Ailen is not nearly finished exploring the Library, though. She has a list of what she wants to do next:
- Visit the IdeaBox, the Makerspace at Main Library with its 3-D printer
- Explore teen opportunities, especially since Lucas is only a few years away from this age group
- Research Charlotte’s history in the Robinson-Spangler Carolina Room at Main Library
- Attend a program hosted by Dr. Tom Hanchett, the Library’s first Historian-in-Residence
Even though she already commits up to 12 hours a month serving on the Library’s governing board, Ailen is a staunch advocate whenever she can be. Recently she took a family, that emigrated from Venezuela, to the Library where she knew there would be a large collection of books in Spanish they could use. Additionally, she’s going to tell them about the Mango Languages resource – a free language-learning software with over 70 world language courses and over 17 ESL/ELL courses. Mango is user-friendly and features an engaging user interface, voice comparison, fresh design, foreign language films and cultural anecdotes.
“The Library is truly a great equalizer,” says Ailen. “This is the connecting place where the community can come together. Everyone should have a Library card and discover all the possibilities.”
Ailen Arreaza is the North Carolina Program Director for ParentsTogether, a national nonprofit that provides resources and community to help all kids and families thrive.

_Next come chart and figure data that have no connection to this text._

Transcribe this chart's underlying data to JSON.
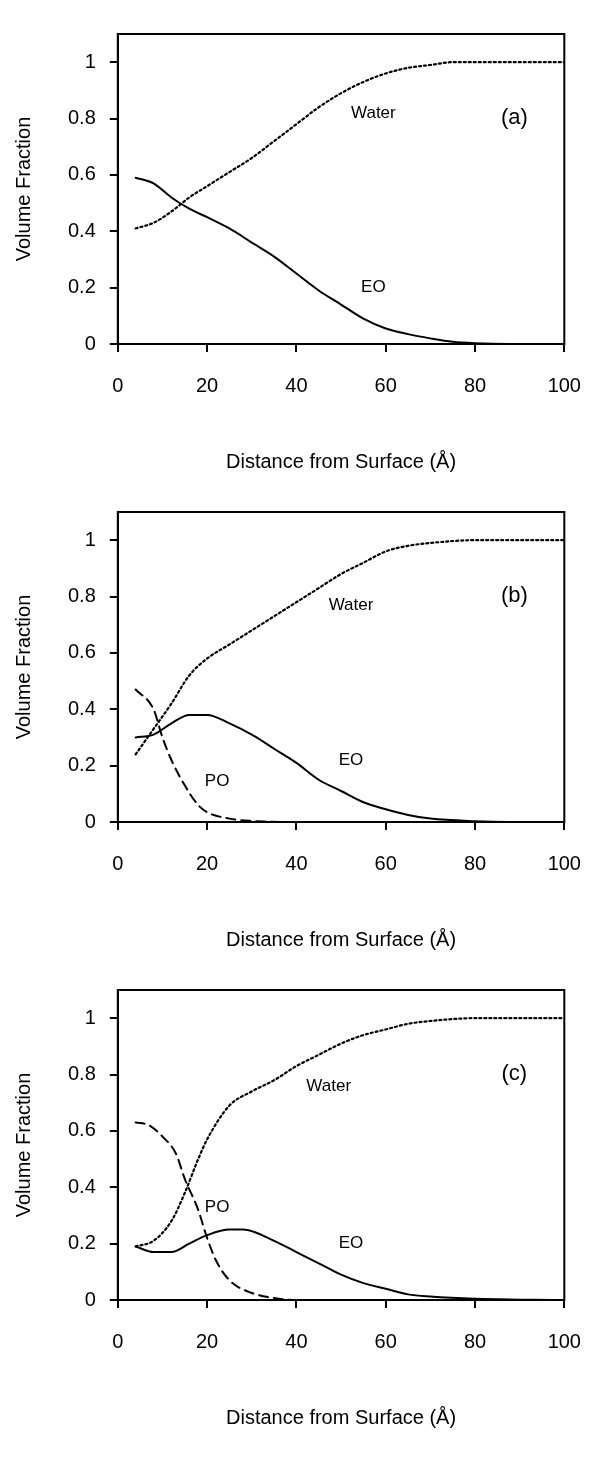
{
  "chart_data": [
    {
      "type": "line",
      "xlabel": "Distance from Surface (Å)",
      "ylabel": "Volume Fraction",
      "xlim": [
        0,
        100
      ],
      "ylim": [
        0,
        1.1
      ],
      "xticks": [
        0,
        20,
        40,
        60,
        80,
        100
      ],
      "yticks": [
        0,
        0.2,
        0.4,
        0.6,
        0.8,
        1
      ],
      "grid": false,
      "legend": false,
      "marker": "none",
      "series": [
        {
          "name": "Water",
          "color": "#000000",
          "line_style": "dotted",
          "x": [
            4,
            8,
            12,
            16,
            20,
            25,
            30,
            35,
            40,
            45,
            50,
            55,
            60,
            65,
            70,
            75,
            80,
            90,
            100
          ],
          "values": [
            0.41,
            0.43,
            0.47,
            0.52,
            0.56,
            0.61,
            0.66,
            0.72,
            0.78,
            0.84,
            0.89,
            0.93,
            0.96,
            0.98,
            0.99,
            1.0,
            1.0,
            1.0,
            1.0
          ]
        },
        {
          "name": "EO",
          "color": "#000000",
          "line_style": "solid",
          "x": [
            4,
            8,
            12,
            16,
            20,
            25,
            30,
            35,
            40,
            45,
            50,
            55,
            60,
            65,
            70,
            75,
            80,
            90,
            100
          ],
          "values": [
            0.59,
            0.57,
            0.52,
            0.48,
            0.45,
            0.41,
            0.36,
            0.31,
            0.25,
            0.19,
            0.14,
            0.09,
            0.055,
            0.035,
            0.02,
            0.008,
            0.003,
            0,
            0
          ]
        }
      ],
      "annotations": [
        "(a)"
      ]
    },
    {
      "type": "line",
      "xlabel": "Distance from Surface (Å)",
      "ylabel": "Volume Fraction",
      "xlim": [
        0,
        100
      ],
      "ylim": [
        0,
        1.1
      ],
      "xticks": [
        0,
        20,
        40,
        60,
        80,
        100
      ],
      "yticks": [
        0,
        0.2,
        0.4,
        0.6,
        0.8,
        1
      ],
      "grid": false,
      "legend": false,
      "marker": "none",
      "series": [
        {
          "name": "Water",
          "color": "#000000",
          "line_style": "dotted",
          "x": [
            4,
            8,
            12,
            16,
            20,
            25,
            30,
            35,
            40,
            45,
            50,
            55,
            60,
            65,
            70,
            80,
            100
          ],
          "values": [
            0.24,
            0.33,
            0.42,
            0.52,
            0.58,
            0.63,
            0.68,
            0.73,
            0.78,
            0.83,
            0.88,
            0.92,
            0.96,
            0.98,
            0.99,
            1.0,
            1.0
          ]
        },
        {
          "name": "EO",
          "color": "#000000",
          "line_style": "solid",
          "x": [
            4,
            8,
            12,
            16,
            20,
            25,
            30,
            35,
            40,
            45,
            50,
            55,
            60,
            65,
            70,
            80,
            90,
            100
          ],
          "values": [
            0.3,
            0.31,
            0.35,
            0.38,
            0.38,
            0.35,
            0.31,
            0.26,
            0.21,
            0.15,
            0.11,
            0.07,
            0.045,
            0.025,
            0.012,
            0.003,
            0,
            0
          ]
        },
        {
          "name": "PO",
          "color": "#000000",
          "line_style": "dashed",
          "x": [
            4,
            8,
            10,
            12,
            15,
            18,
            20,
            25,
            30,
            40,
            100
          ],
          "values": [
            0.47,
            0.4,
            0.3,
            0.22,
            0.13,
            0.06,
            0.035,
            0.012,
            0.004,
            0,
            0
          ]
        }
      ],
      "annotations": [
        "(b)"
      ]
    },
    {
      "type": "line",
      "xlabel": "Distance from Surface (Å)",
      "ylabel": "Volume Fraction",
      "xlim": [
        0,
        100
      ],
      "ylim": [
        0,
        1.1
      ],
      "xticks": [
        0,
        20,
        40,
        60,
        80,
        100
      ],
      "yticks": [
        0,
        0.2,
        0.4,
        0.6,
        0.8,
        1
      ],
      "grid": false,
      "legend": false,
      "marker": "none",
      "series": [
        {
          "name": "Water",
          "color": "#000000",
          "line_style": "dotted",
          "x": [
            4,
            8,
            12,
            15,
            18,
            20,
            25,
            30,
            35,
            40,
            45,
            50,
            55,
            60,
            65,
            70,
            80,
            100
          ],
          "values": [
            0.19,
            0.21,
            0.28,
            0.38,
            0.5,
            0.57,
            0.69,
            0.74,
            0.78,
            0.83,
            0.87,
            0.91,
            0.94,
            0.96,
            0.98,
            0.99,
            1.0,
            1.0
          ]
        },
        {
          "name": "EO",
          "color": "#000000",
          "line_style": "solid",
          "x": [
            4,
            8,
            12,
            16,
            20,
            25,
            28,
            35,
            40,
            45,
            50,
            55,
            60,
            65,
            70,
            80,
            100
          ],
          "values": [
            0.19,
            0.17,
            0.17,
            0.2,
            0.23,
            0.25,
            0.25,
            0.21,
            0.17,
            0.13,
            0.09,
            0.06,
            0.04,
            0.02,
            0.012,
            0.004,
            0
          ]
        },
        {
          "name": "PO",
          "color": "#000000",
          "line_style": "dashed",
          "x": [
            4,
            7,
            10,
            13,
            15,
            18,
            20,
            22,
            25,
            30,
            35,
            40,
            100
          ],
          "values": [
            0.63,
            0.62,
            0.58,
            0.52,
            0.43,
            0.32,
            0.22,
            0.14,
            0.07,
            0.025,
            0.007,
            0,
            0
          ]
        }
      ],
      "annotations": [
        "(c)"
      ]
    }
  ]
}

Before joining the ParentsTogether team, she spent nearly a decade working on issues of equity and access for the City of Charlotte. In that role, she investigated allegations of housing discrimination and led city-wide campaigns to educate Charlotteans, particularly Latino immigrants, about their fair housing rights. Ailen regularly writes about issues related to social justice. She is originally from Cuba and a graduate of The George Washington University. She lives in NoDa with her husband and two rambunctious sons.